Obese people have been able to stop eating entirely for over 300 days (!!!) without adverse side effects, just living off body-fat stores, but three days without hydration and the body is in bad shape. Your organ systems risk serious damage and begin shutting down entirely in a domino-like sequence. Thirst can often be misinterpreted by your body as hunger so when what your body really wants is water, you may reach for a sandwich instead if you are not in tune with your thirst signals. Conversely water helps us feel fuller longer, assisting in weight loss or weight maintenance. Talk to any slender person, they drink water all the time.
Milk does an OK job of substituting for some of your water needs, but soda has a diuretic effect and is basically the opposite of drinking water (making your body excrete fluid usually in the form of urine). Some sodas are comparable to drinking ocean water. There is enough salt and caffeine in Coca-cola that you will be losing more fluid than gaining it when you chug one down. Your thirst will only be satisfied temporarily, but after a few minutes, you will magically discover you are thirsty again- a very sneaky trick by the manufacturers to get you to drink more of their product in a never ending thirst/satiety cycle.

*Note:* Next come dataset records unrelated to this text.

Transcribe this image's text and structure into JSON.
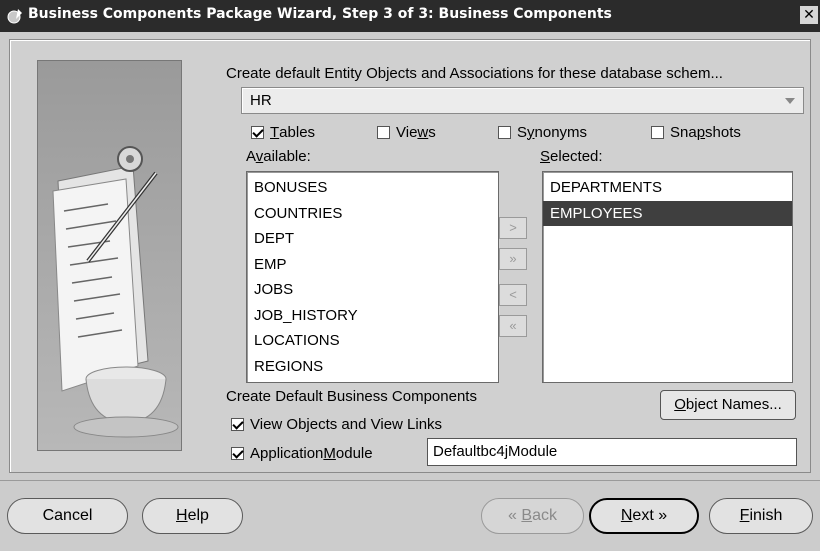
{
  "window": {
    "title": "Business Components Package Wizard, Step 3 of 3: Business Components",
    "close_glyph": "✕",
    "icon": "wizard-icon"
  },
  "schema": {
    "prompt": "Create default Entity Objects and Associations for these database schem...",
    "selected": "HR"
  },
  "object_types": [
    {
      "label_pre": "",
      "label_ul": "T",
      "label_post": "ables",
      "checked": true
    },
    {
      "label_pre": "Vie",
      "label_ul": "w",
      "label_post": "s",
      "checked": false
    },
    {
      "label_pre": "S",
      "label_ul": "y",
      "label_post": "nonyms",
      "checked": false
    },
    {
      "label_pre": "Sna",
      "label_ul": "p",
      "label_post": "shots",
      "checked": false
    }
  ],
  "available": {
    "label_pre": "A",
    "label_ul": "v",
    "label_post": "ailable:",
    "items": [
      "BONUSES",
      "COUNTRIES",
      "DEPT",
      "EMP",
      "JOBS",
      "JOB_HISTORY",
      "LOCATIONS",
      "REGIONS"
    ]
  },
  "selected": {
    "label_pre": "",
    "label_ul": "S",
    "label_post": "elected:",
    "items": [
      "DEPARTMENTS",
      "EMPLOYEES"
    ],
    "highlighted_index": 1
  },
  "shuttle_buttons": [
    {
      "name": "move-right-button",
      "glyph": ">"
    },
    {
      "name": "move-all-right-button",
      "glyph": "»"
    },
    {
      "name": "move-left-button",
      "glyph": "<"
    },
    {
      "name": "move-all-left-button",
      "glyph": "«"
    }
  ],
  "business_components": {
    "heading": "Create Default Business Components",
    "view_objects": {
      "label": "View Objects and View Links",
      "checked": true
    },
    "app_module": {
      "label_pre": "Application ",
      "label_ul": "M",
      "label_post": "odule",
      "checked": true
    },
    "app_module_name": "Defaultbc4jModule"
  },
  "object_names_button": {
    "label_pre": "",
    "label_ul": "O",
    "label_post": "bject Names..."
  },
  "footer": {
    "cancel": "Cancel",
    "help": {
      "ul": "H",
      "rest": "elp"
    },
    "back": {
      "glyph": "«",
      "ul": "B",
      "rest": "ack"
    },
    "next": {
      "ul": "N",
      "rest": "ext",
      "glyph": "»"
    },
    "finish": {
      "ul": "F",
      "rest": "inish"
    }
  },
  "colors": {
    "titlebar": "#2b2b2b",
    "panel": "#d0d0d0",
    "selection": "#3f3f3f"
  }
}
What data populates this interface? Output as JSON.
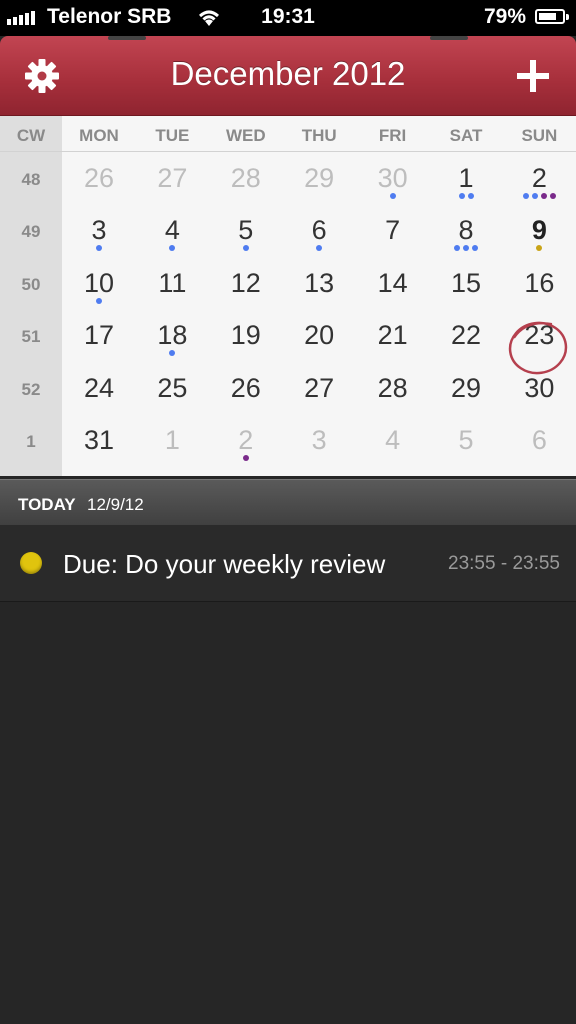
{
  "status_bar": {
    "carrier": "Telenor SRB",
    "time": "19:31",
    "battery": "79%",
    "battery_level": 0.79
  },
  "header": {
    "title": "December 2012",
    "settings_icon": "gear-icon",
    "add_icon": "plus-icon"
  },
  "calendar": {
    "day_headers": [
      "CW",
      "MON",
      "TUE",
      "WED",
      "THU",
      "FRI",
      "SAT",
      "SUN"
    ],
    "dot_colors": {
      "blue": "#4f7cf0",
      "purple": "#7a2a8a",
      "gold": "#c9a418"
    },
    "weeks": [
      {
        "cw": "48",
        "days": [
          {
            "d": "26",
            "dim": true,
            "dots": []
          },
          {
            "d": "27",
            "dim": true,
            "dots": []
          },
          {
            "d": "28",
            "dim": true,
            "dots": []
          },
          {
            "d": "29",
            "dim": true,
            "dots": []
          },
          {
            "d": "30",
            "dim": true,
            "dots": [
              "blue"
            ]
          },
          {
            "d": "1",
            "dim": false,
            "dots": [
              "blue",
              "blue"
            ]
          },
          {
            "d": "2",
            "dim": false,
            "dots": [
              "blue",
              "blue",
              "purple",
              "purple"
            ]
          }
        ]
      },
      {
        "cw": "49",
        "days": [
          {
            "d": "3",
            "dim": false,
            "dots": [
              "blue"
            ]
          },
          {
            "d": "4",
            "dim": false,
            "dots": [
              "blue"
            ]
          },
          {
            "d": "5",
            "dim": false,
            "dots": [
              "blue"
            ]
          },
          {
            "d": "6",
            "dim": false,
            "dots": [
              "blue"
            ]
          },
          {
            "d": "7",
            "dim": false,
            "dots": []
          },
          {
            "d": "8",
            "dim": false,
            "dots": [
              "blue",
              "blue",
              "blue"
            ]
          },
          {
            "d": "9",
            "dim": false,
            "today": true,
            "dots": [
              "gold"
            ]
          }
        ]
      },
      {
        "cw": "50",
        "days": [
          {
            "d": "10",
            "dim": false,
            "dots": [
              "blue"
            ]
          },
          {
            "d": "11",
            "dim": false,
            "dots": []
          },
          {
            "d": "12",
            "dim": false,
            "dots": []
          },
          {
            "d": "13",
            "dim": false,
            "dots": []
          },
          {
            "d": "14",
            "dim": false,
            "dots": []
          },
          {
            "d": "15",
            "dim": false,
            "dots": []
          },
          {
            "d": "16",
            "dim": false,
            "dots": []
          }
        ]
      },
      {
        "cw": "51",
        "days": [
          {
            "d": "17",
            "dim": false,
            "dots": []
          },
          {
            "d": "18",
            "dim": false,
            "dots": [
              "blue"
            ]
          },
          {
            "d": "19",
            "dim": false,
            "dots": []
          },
          {
            "d": "20",
            "dim": false,
            "dots": []
          },
          {
            "d": "21",
            "dim": false,
            "dots": []
          },
          {
            "d": "22",
            "dim": false,
            "dots": []
          },
          {
            "d": "23",
            "dim": false,
            "dots": []
          }
        ]
      },
      {
        "cw": "52",
        "days": [
          {
            "d": "24",
            "dim": false,
            "dots": []
          },
          {
            "d": "25",
            "dim": false,
            "dots": []
          },
          {
            "d": "26",
            "dim": false,
            "dots": []
          },
          {
            "d": "27",
            "dim": false,
            "dots": []
          },
          {
            "d": "28",
            "dim": false,
            "dots": []
          },
          {
            "d": "29",
            "dim": false,
            "dots": []
          },
          {
            "d": "30",
            "dim": false,
            "dots": []
          }
        ]
      },
      {
        "cw": "1",
        "days": [
          {
            "d": "31",
            "dim": false,
            "dots": []
          },
          {
            "d": "1",
            "dim": true,
            "dots": []
          },
          {
            "d": "2",
            "dim": true,
            "dots": [
              "purple"
            ]
          },
          {
            "d": "3",
            "dim": true,
            "dots": []
          },
          {
            "d": "4",
            "dim": true,
            "dots": []
          },
          {
            "d": "5",
            "dim": true,
            "dots": []
          },
          {
            "d": "6",
            "dim": true,
            "dots": []
          }
        ]
      }
    ]
  },
  "today_bar": {
    "label": "TODAY",
    "date": "12/9/12"
  },
  "events": [
    {
      "title": "Due: Do your weekly review",
      "time": "23:55 - 23:55",
      "color": "#e0c40e"
    }
  ]
}
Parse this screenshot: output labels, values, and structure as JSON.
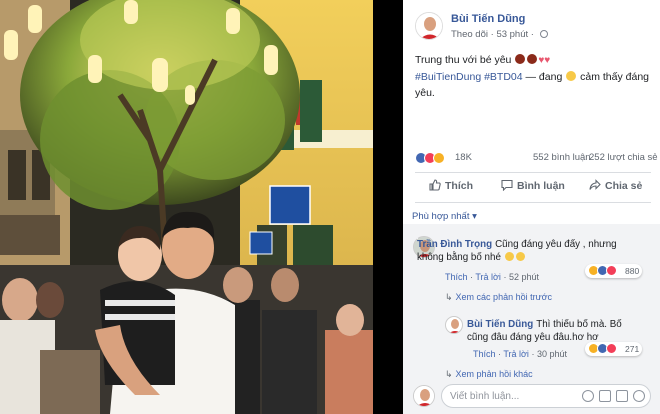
{
  "post": {
    "author": "Bùi Tiến Dũng",
    "follow": "Theo dõi",
    "time": "53 phút",
    "text_line1": "Trung thu với bé yêu",
    "hashtags": "#BuiTienDung #BTD04",
    "feeling_prefix": "— đang",
    "feeling": "cảm thấy đáng",
    "feeling_line2": "yêu."
  },
  "stats": {
    "reactions_count": "18K",
    "comments_count": "552 bình luận",
    "shares_count": "252 lượt chia sẻ"
  },
  "actions": {
    "like": "Thích",
    "comment": "Bình luận",
    "share": "Chia sẻ"
  },
  "sort_label": "Phù hợp nhất ▾",
  "comments": [
    {
      "author": "Trần Đình Trọng",
      "text": "Cũng đáng yêu đấy , nhưng không bằng bố nhé",
      "like": "Thích",
      "reply": "Trả lời",
      "time": "52 phút",
      "reactions": "880",
      "view_replies": "Xem các phản hồi trước"
    },
    {
      "author": "Bùi Tiến Dũng",
      "text": "Thì thiếu bố mà. Bố cũng đâu đáng yêu đâu.hơ hơ",
      "like": "Thích",
      "reply": "Trả lời",
      "time": "30 phút",
      "reactions": "271",
      "view_replies": "Xem phản hồi khác"
    }
  ],
  "composer": {
    "placeholder": "Viết bình luận..."
  },
  "colors": {
    "link": "#385898",
    "like_blue": "#4267b2",
    "love_red": "#f33e58",
    "haha_yellow": "#f7b125",
    "panel_bg": "#ffffff",
    "comment_bg": "#f2f3f5"
  },
  "icons": [
    "globe-icon",
    "like-icon",
    "comment-icon",
    "share-icon",
    "emoji-icon",
    "camera-icon",
    "gif-icon",
    "sticker-icon"
  ]
}
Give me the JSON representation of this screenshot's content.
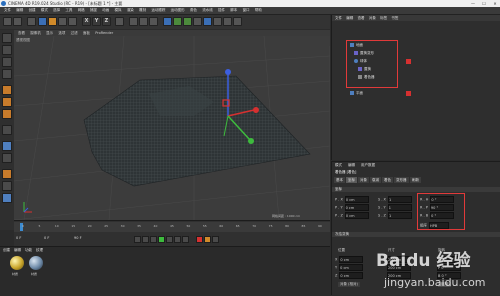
{
  "window": {
    "title": "CINEMA 4D R19.024 Studio (RC - R19) - [未标题 1 *] - 主要",
    "controls": [
      "—",
      "☐",
      "✕"
    ]
  },
  "menubar": {
    "items": [
      "文件",
      "编辑",
      "创建",
      "模式",
      "选择",
      "工具",
      "网格",
      "捕捉",
      "动画",
      "模拟",
      "渲染",
      "雕刻",
      "运动跟踪",
      "运动图形",
      "角色",
      "流水线",
      "插件",
      "脚本",
      "窗口",
      "帮助"
    ]
  },
  "toolbar": {
    "xyz": [
      "X",
      "Y",
      "Z"
    ]
  },
  "viewport": {
    "menu": [
      "查看",
      "摄像机",
      "显示",
      "选项",
      "过滤",
      "面板",
      "ProRender"
    ],
    "label": "透视视图",
    "grid_info": "网格间距 : 1000 cm"
  },
  "objects": {
    "tabs": [
      "文件",
      "编辑",
      "查看",
      "对象",
      "标签",
      "书签"
    ],
    "rows": [
      "地面",
      "置换变形",
      "球体",
      "置换",
      "着色器",
      "平面"
    ]
  },
  "attributes": {
    "tabs": [
      "模式",
      "编辑",
      "用户数据"
    ],
    "header": "着色器 [着色]",
    "subtabs": [
      "基本",
      "坐标",
      "对象",
      "衰减",
      "着色",
      "变形器",
      "刷新"
    ],
    "section": "坐标",
    "fields": [
      {
        "label": "P . X",
        "value": "0 cm"
      },
      {
        "label": "P . Y",
        "value": "0 cm"
      },
      {
        "label": "P . Z",
        "value": "0 cm"
      },
      {
        "label": "S . X",
        "value": "1"
      },
      {
        "label": "S . Y",
        "value": "1"
      },
      {
        "label": "S . Z",
        "value": "1"
      },
      {
        "label": "R . H",
        "value": "0 °"
      },
      {
        "label": "R . P",
        "value": "90 °"
      },
      {
        "label": "R . B",
        "value": "0 °"
      }
    ],
    "order_label": "顺序",
    "order_value": "HPB",
    "freeze": "冻结变换"
  },
  "timeline": {
    "start": "0 F",
    "end": "90 F",
    "current": "0 F",
    "ticks": [
      "0",
      "5",
      "10",
      "15",
      "20",
      "25",
      "30",
      "35",
      "40",
      "45",
      "50",
      "55",
      "60",
      "65",
      "70",
      "75",
      "80",
      "85",
      "90"
    ]
  },
  "materials": {
    "tabs": [
      "创建",
      "编辑",
      "功能",
      "纹理"
    ],
    "items": [
      "材质",
      "材质"
    ]
  },
  "coordinates": {
    "headers": [
      "位置",
      "尺寸",
      "旋转"
    ],
    "rows": [
      {
        "axis": "X",
        "pos": "0 cm",
        "size": "200 cm",
        "rot": "H  0 °"
      },
      {
        "axis": "Y",
        "pos": "0 cm",
        "size": "200 cm",
        "rot": "P  0 °"
      },
      {
        "axis": "Z",
        "pos": "0 cm",
        "size": "200 cm",
        "rot": "B  0 °"
      }
    ],
    "mode": "对象 (相对)",
    "apply": "应用"
  },
  "watermark": {
    "brand": "Baidu 经验",
    "url": "jingyan.baidu.com"
  },
  "colors": {
    "accent_red": "#e13a3a",
    "axis_green": "#3dbb3d",
    "axis_blue": "#3c5fe0",
    "axis_red": "#d63030"
  }
}
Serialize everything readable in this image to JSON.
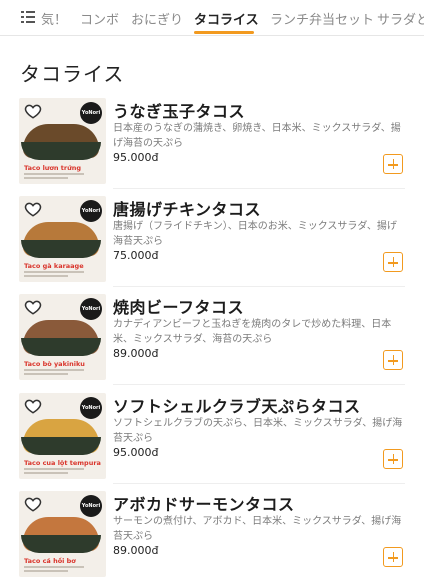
{
  "tabs": [
    {
      "label": "気！"
    },
    {
      "label": "コンボ"
    },
    {
      "label": "おにぎり"
    },
    {
      "label": "タコライス",
      "active": true
    },
    {
      "label": "ランチ弁当セット"
    },
    {
      "label": "サラダと"
    }
  ],
  "section_title": "タコライス",
  "icons": {
    "menu": "menu-list-icon",
    "favorite": "heart-outline-icon",
    "add": "plus-icon"
  },
  "colors": {
    "accent": "#f29a1f",
    "caption": "#d9342b"
  },
  "items": [
    {
      "name": "うなぎ玉子タコス",
      "description": "日本産のうなぎの蒲焼き、卵焼き、日本米、ミックスサラダ、揚げ海苔の天ぷら",
      "price": "95.000đ",
      "image_caption": "Taco lươn trứng",
      "brand": "YoNori",
      "filling_color": "#6a4a2a"
    },
    {
      "name": "唐揚げチキンタコス",
      "description": "唐揚げ（フライドチキン）、日本のお米、ミックスサラダ、揚げ海苔天ぷら",
      "price": "75.000đ",
      "image_caption": "Taco gà karaage",
      "brand": "YoNori",
      "filling_color": "#b7793a"
    },
    {
      "name": "焼肉ビーフタコス",
      "description": "カナディアンビーフと玉ねぎを焼肉のタレで炒めた料理、日本米、ミックスサラダ、海苔の天ぷら",
      "price": "89.000đ",
      "image_caption": "Taco bò yakiniku",
      "brand": "YoNori",
      "filling_color": "#8a5a3a"
    },
    {
      "name": "ソフトシェルクラブ天ぷらタコス",
      "description": "ソフトシェルクラブの天ぷら、日本米、ミックスサラダ、揚げ海苔天ぷら",
      "price": "95.000đ",
      "image_caption": "Taco cua lột tempura",
      "brand": "YoNori",
      "filling_color": "#d9a441"
    },
    {
      "name": "アボカドサーモンタコス",
      "description": "サーモンの煮付け、アボカド、日本米、ミックスサラダ、揚げ海苔天ぷら",
      "price": "89.000đ",
      "image_caption": "Taco cá hồi bơ",
      "brand": "YoNori",
      "filling_color": "#c4773e"
    }
  ]
}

So how much is enough? It depends. All our bodies are different shapes and sizes with different needs. If you are vigorously exercising for two hours a day then you will need more water than the casual walker. Some say 8 glasses (64 oz or half a gallon) is a good rule of thumb. Some say as much as a gallon. I say listen to your own body, try to drink enough to avoid feeling thirsty and hydrate so your urine is a pale-yellow color. If you have waited till you are extremely thirsty then you have waited too long to take a water break. It is possible, but very hard, to drink too much water. Even just lying down can dehydrate us since we expire water vapor when we breath. After eight hours of sleep, and not drinking anything, start your morning off with a glass of water and keep a glass handy throughout your day. Manage that, and most of us will stay well hydrated.
If you live in a state where the water is not quite as palatable as Colorado- say Florida where the water tastes like sand- there are a few things you can try. Many people chose to buy bottled water, but I prefer to add a few drops of lemon juice to my water to give it a hint of flavor. A splash of any 100% juice will do the trick. Try to skip on the water enhancers since their chemical sweeteners may cause headaches and other side effects. You could also try seltzer water or soups that contain lots of water. Many fruits and vegetables that are high in moisture content can also assist you in staying hydrated such as tomatoes, cabbage, strawberries, melons, and celery. Gatorade and other power drinks are ok in a pinch, but then you are back to either extra sugars or artificial sweeteners.
Are you thirsty yet just reading this post? Go indulge yourself! Have a nice tall glass of water.